Einige Male blickte er erst auf die Straße, anschließend zu mir. Eine ungewöhnliche Stille plagte uns, bis er sie schließlich brach.
"Wie alt bist du, Özge?"
"22, du?", ich versuchte möglichst uninteressiert zu wirken, doch eigentlich interessierte mich seine Person brennend.
"26 bin ich.", dabei lächelte er erneut und ich schwieg. Mein Interesse war zu groß, weshalb dieses Mal ich die Stille brach. "Was ist dein Beruf?", er war ziemlich erfreut über die Frage, was man ihm ansah. Anscheinend gefiel es ihm, dass ich mich für ihn interessierte. "Ich bin Manager einer Marketing-Firma."
"Wow.", kam es erstaunt von mir. Er übte meinen Traumberuf aus, unglaublich!
"Und du?"
"Ich studiere derzeit und wie du weißt, arbeite ich als Nebenjob im Café."
Nun wirkte er wesentlich interessierter.
"Du studierst?", er blickte kurz zu mir, woraufhin ich stolz nickend bejahte. "Was studierst du denn?", wollte er nun wissen. "International Business Management." erwiederte ich nun mit erhobenem Kopf, woraufhin er große Augen machte.
"Da haben wir wohl die selben Interessen.", sprach er zwinkernd zu mir, anschließend lachten wir. Es war in der Tat erstaunlich, dass wir im beruflichen Bereich die selben Interessen verfolgten.

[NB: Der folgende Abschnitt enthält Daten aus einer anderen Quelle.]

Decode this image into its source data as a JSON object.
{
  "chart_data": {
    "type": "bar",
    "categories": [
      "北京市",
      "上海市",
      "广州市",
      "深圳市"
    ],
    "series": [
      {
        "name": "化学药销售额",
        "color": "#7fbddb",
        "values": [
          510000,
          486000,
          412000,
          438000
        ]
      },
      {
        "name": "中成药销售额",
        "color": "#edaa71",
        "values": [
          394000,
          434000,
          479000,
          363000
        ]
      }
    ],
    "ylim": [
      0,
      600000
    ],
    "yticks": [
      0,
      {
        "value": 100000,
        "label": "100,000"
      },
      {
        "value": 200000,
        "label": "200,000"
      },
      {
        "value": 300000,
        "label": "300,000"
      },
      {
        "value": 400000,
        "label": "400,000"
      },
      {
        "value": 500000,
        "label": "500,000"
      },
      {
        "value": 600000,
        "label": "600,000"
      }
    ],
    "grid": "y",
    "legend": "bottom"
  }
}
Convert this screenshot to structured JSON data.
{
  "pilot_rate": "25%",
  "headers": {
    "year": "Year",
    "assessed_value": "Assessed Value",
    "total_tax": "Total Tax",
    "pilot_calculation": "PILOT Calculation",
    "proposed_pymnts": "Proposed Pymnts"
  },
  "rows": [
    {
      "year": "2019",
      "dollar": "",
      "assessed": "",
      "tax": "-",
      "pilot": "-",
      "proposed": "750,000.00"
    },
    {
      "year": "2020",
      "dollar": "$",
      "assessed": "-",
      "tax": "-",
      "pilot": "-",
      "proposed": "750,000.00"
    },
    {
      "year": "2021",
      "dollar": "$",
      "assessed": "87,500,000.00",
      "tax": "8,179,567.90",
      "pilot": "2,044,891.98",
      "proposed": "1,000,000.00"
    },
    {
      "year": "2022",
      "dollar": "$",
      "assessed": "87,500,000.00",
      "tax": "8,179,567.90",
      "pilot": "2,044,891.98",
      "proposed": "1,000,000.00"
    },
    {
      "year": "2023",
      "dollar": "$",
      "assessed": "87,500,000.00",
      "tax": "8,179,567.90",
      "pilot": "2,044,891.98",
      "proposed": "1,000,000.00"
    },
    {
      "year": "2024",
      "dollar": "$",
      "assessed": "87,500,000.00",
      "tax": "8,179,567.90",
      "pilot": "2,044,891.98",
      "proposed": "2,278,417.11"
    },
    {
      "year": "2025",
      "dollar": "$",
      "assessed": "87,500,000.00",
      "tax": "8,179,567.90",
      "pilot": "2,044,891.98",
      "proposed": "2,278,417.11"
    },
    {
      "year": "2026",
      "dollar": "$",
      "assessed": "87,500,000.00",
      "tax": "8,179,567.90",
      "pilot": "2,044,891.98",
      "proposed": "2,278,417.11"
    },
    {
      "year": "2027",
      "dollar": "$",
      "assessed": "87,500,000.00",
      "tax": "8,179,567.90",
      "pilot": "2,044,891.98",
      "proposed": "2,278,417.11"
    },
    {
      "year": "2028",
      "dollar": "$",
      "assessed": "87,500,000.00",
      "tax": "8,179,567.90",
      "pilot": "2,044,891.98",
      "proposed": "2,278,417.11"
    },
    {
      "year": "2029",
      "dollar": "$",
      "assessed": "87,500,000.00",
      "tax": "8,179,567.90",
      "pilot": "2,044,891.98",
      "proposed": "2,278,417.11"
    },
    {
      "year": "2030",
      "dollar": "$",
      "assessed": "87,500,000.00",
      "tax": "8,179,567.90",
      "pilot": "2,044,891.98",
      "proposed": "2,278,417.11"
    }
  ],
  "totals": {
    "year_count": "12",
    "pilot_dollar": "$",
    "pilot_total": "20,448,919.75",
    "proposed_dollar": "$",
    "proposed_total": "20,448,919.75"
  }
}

Wir führten einige Gespräche über die Uni und er erzählte mir Geschichten aus seiner Studienzeit, welche zugegeben lustig und auch interessant waren. Er war erst 26 Jahre alt, doch hatte bereits zahlreiche Erfolge erzielt, das weckte mein Interesse an seiner Person enorm. Die 30-minütige Fahrt verging recht schnell und wir hatten genügend Gesprächsthemen. Es war toll, sich mit ihm zu unterhalten, denn erneut hatte er mich von seiner reifen Art überzeugt. Wir waren nun nicht mehr ganz in München und Bugra hielt das Auto vor einer Pension an.
"So, da wären wir."
Ich fand es unglaublich toll, dass er an eine gemütliche Pension gedacht hatte, anstatt mit seinem Geld zu prahlen und ein teures Hotelzimmer zu mieten. Allerdings fiel mir nun auf, dass wir wohl hier übernachten würden, wovon ich nicht sonderlich begeistert war. Wir stiegen aus dem Auto und betraten die Pension. Am Foyer wurden wir von einer älteren Dame ziemlich nett begrüßt und in die Zimmer geführt. Es waren zwei kleine Zimmer, welche durch eine Tür verbunden waren. Wir hatten beide ein eigenes Einzelbett, die Zimmer waren ziemlich ordentlich und sauber, worauf ich einen großen Wert legte. Da die zwei kleineren Zimmer zusammen ein Großes ergaben, war nur ein Badezimmer und ein Balkon erhalten. Wir stellten im Zimmer kurzerhand unsere Sachen ab und Bugra führte mich auf den Balkon.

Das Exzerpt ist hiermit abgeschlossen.